Ritiro bagaglio e poi via di corsa alla Budget a prendere la nostra macchina, una Toyota Corolla.

La guida a sinistra non è un problema e le strade che portano al centro della città sono ampie e si transita davvero bene!

Victoria and Akfred Waterfront
Victoria and Akfred Waterfront

Abbiamo prenotato al Protea Breakwater Lodge; anche se i giudizi su Tripadvisor non sono eccellenti, la posizione è ottima, visto che è proprio a 5 minuti appena dal centro.

In effetti, questo è l’unico vantaggio di questo hotel: la camera è minuscola, il wifi non funziona, e il personale della reception è piuttosto incapace.

La signorina che ci ha accolti non è stata neanche in grado di utilizzare una normale carta di credito…

E infine, la colazione veniva servita nell’edificio di fronte, che a quello che abbiamo capito fa parte del campus universitario: il pasto è buono, ma arrivarci è stata una impresa ardua tutte le mattine!

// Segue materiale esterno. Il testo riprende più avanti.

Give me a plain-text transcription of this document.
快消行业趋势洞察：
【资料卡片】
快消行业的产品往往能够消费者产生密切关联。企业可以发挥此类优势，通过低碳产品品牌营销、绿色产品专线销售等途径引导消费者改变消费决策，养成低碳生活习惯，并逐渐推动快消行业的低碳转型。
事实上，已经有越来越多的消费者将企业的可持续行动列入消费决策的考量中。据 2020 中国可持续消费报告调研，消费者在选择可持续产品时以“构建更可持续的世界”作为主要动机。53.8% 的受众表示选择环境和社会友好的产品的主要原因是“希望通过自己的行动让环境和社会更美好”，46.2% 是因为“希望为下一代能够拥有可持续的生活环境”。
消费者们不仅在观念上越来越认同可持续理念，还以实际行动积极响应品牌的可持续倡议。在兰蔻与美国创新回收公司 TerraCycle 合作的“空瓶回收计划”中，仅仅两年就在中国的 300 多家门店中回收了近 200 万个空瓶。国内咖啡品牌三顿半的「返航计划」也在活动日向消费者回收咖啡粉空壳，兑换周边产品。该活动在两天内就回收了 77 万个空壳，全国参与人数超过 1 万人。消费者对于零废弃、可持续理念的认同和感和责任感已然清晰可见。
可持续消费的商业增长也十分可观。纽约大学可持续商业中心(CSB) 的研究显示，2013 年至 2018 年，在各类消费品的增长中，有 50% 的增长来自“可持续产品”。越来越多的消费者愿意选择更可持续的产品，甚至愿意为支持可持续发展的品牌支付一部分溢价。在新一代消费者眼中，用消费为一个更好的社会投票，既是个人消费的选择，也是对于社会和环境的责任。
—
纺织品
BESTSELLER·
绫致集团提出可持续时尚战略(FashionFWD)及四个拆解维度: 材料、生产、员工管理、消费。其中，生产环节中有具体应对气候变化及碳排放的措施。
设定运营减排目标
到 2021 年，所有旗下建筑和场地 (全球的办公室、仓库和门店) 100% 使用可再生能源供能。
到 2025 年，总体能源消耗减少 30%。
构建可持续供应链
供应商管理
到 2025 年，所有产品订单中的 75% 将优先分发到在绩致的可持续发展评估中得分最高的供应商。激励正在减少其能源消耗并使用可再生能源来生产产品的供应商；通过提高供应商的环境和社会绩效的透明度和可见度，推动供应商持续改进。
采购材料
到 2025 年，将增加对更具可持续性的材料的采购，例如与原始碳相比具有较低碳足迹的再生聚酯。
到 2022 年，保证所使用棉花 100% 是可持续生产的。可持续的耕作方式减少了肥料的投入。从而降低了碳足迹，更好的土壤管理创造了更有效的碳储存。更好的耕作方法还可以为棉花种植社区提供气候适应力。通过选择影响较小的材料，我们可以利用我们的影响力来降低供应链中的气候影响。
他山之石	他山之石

Ultima nota dolente, il rapporto qualità prezzo è pessimo, visto che questo hotel è davvero parecchio costoso!

Victoria and Akfred Waterfront Cape Town
Victoria and Akfred Waterfront Cape Town

Il Waterfront

Ma Cape Town… che meraviglia! La Table Mountain che domina la città, le strade pulite, il traffico ordinato… davvero non sembra di essere in Africa, sembra di essere in una città del Nord America o dell’Europa!

Dopo esserci sistemati e rinfrescati, andiamo ad esplorare il Victoria and Alfred Waterfront: sembra quasi di essere al Fisherman’s Wharf di San Francisco.

Victoria and Akfred Waterfront by night
Victoria and Akfred Waterfront by night

Ci sono negozi, ristoranti e bar dappertutto. Cominciamo ad esplorarne alcuni, soprattutto quelli che offrono oggetti tipici del luogo: pelli di animali, corna di tutti i tipi, uova di struzzo… è tutto così particolare e siamo molto incuriositi e affascinati.

Ci sono anche un paio di enormi centri commerciali, che offrono di tutto: abbigliamento, elettronica, negozi di alimentari ecc…

Ma prima di inoltrarci nella mecca dello shopping, decidiamo di concederci un lauto pasto a base di pesce in uno dei ristoranti sul mare.

Township Cape Town

E lì abbiamo scoperto che il cibo costa veramente pochissimo, oltre ad essere molto ben preparato.

Il servizio però non è molto efficiente (questa è una pecca che abbiamo riscontrato in molti altri posti).

Concludiamo la serata gironzolando tra negozi e acquistando qualche souvenir.

La mattina dopo scopriamo un altro aspetto di Cape Town, molto poco europea e molto meno attraente.

Township a Cape Town
Township a Cape Town

Vi spiego: volevamo fare una visita a Robben Island, l’isola di fronte a Cape Town dove c’è la prigione in cui Mandela è stato detenuto per 27 anni.

Non eravamo riusciti a prendere i biglietti su Internet, era già tutto prenotato.

In albergo ci avevano detto che l’unica possibilità era prenotare un giro con un tour operator locale che ci avrebbe senz’altro garantito i biglietti… e così abbiamo fatto!

Robben Island
Robben Island

Ma il tour è stato molto diverso da quello che pensavamo: invece di portarci a vedere i monumenti di Cape Town, Sam (il nostro autista) ci ha portati a visitare le townships (leggi: baraccopoli) che circondano la città, spiegandoci tutta una serie di cose riguardo alla politica del governo e la situazione al tempo dell’apartheid.

Robben Island

La prigione di Robben Island
La prigione di Robben Island

Onestamente devo dire che il nostro giro mi è piaciuto molto, abbiamo avuto modo di vedere come vive la popolazione meno fortunata, di constatare con i nostri occhi quante contraddizioni sociali ci siano ancora in Sud Africa.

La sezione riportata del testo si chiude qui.